Quercetin May Help Lower Blood Pressure
Hypertension is characterized by abnormally high blood pressure. A recent study has found that onion skin-derived food supplements of the flavanol quercetin may help lower blood pressure in people with hypertension.
Participants in the study included 68 overweight or obese people with pre-hypertension or stage 1 hypertension. They were given either a quercetin-rich onion skin extract supplement or a placebo three times a day for six weeks.
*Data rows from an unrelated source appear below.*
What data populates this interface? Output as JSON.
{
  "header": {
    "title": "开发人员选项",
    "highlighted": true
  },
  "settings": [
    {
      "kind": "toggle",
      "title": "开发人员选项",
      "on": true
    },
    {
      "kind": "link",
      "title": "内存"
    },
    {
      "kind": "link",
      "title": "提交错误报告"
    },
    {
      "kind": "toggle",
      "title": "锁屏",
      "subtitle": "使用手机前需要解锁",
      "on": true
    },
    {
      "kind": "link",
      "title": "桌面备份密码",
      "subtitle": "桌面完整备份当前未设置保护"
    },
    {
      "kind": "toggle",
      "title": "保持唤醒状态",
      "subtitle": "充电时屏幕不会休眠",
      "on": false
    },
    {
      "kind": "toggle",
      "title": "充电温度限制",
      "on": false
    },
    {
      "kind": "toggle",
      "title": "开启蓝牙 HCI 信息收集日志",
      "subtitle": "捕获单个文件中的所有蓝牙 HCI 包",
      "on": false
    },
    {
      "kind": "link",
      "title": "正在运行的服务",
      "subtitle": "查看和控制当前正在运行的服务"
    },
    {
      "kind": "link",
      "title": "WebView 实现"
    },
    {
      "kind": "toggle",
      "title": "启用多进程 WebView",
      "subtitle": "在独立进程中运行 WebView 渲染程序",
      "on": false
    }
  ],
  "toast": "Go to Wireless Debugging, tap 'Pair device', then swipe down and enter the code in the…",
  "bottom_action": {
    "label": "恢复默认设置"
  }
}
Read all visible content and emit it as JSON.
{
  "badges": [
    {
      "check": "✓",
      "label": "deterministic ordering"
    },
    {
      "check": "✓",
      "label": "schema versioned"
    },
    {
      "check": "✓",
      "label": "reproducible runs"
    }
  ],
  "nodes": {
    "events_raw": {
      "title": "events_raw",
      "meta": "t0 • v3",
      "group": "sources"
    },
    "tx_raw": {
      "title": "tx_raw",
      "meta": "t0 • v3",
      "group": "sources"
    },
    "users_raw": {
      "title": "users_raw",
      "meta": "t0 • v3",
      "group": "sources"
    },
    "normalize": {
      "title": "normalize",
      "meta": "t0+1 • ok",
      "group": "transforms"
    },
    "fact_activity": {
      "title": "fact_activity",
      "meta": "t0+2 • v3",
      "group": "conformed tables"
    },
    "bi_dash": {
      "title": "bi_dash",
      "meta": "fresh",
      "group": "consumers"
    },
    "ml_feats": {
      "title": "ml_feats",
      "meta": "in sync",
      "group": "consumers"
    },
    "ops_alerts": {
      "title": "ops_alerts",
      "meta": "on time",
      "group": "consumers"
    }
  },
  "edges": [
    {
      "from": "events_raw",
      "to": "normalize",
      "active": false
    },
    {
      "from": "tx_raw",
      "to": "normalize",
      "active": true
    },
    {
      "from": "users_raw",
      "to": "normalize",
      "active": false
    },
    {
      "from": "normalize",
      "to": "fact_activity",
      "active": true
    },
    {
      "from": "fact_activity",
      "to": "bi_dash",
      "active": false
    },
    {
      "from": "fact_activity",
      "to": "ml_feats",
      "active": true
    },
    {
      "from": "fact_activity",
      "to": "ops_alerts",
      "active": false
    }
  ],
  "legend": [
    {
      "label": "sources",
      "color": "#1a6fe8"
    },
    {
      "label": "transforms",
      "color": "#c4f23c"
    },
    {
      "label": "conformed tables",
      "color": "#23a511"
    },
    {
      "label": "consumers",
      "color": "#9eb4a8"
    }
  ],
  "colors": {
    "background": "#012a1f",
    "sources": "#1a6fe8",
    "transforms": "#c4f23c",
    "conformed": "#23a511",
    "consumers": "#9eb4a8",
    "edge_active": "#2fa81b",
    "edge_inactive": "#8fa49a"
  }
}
The supplements contained a total of 162 mg of quercetin, broken into three 54 mg capsules.
People with high quercetin intake in their normal diets were excluded from the study.
At the conclusion of the study, the researchers found that the participants who did not have high blood pressure at the onset of the study did not show significant changes in blood pressure. However, those with high blood pressure had an average drop of 3.6 mmHg in systolic blood pressure.
Researchers from the University of Bonn in Germany conducted the study. It was published online ahead of print on September 2, 2015, in the British Journal of Nutrition.
Quercetin is a flavanol that has also been linked to helping with asthma, allergies, and hives as well as improving cholesterol levels, reducing blood pressure, reducing the risk of heart disease, and even reducing the risk of cancer. The quercetin in this study came from onion skins, but this essential nutrient can also be found in capers, dark red fruits such as cranberries, raw green chili peppers, red leaf lettuce, raw kale, and asparagus.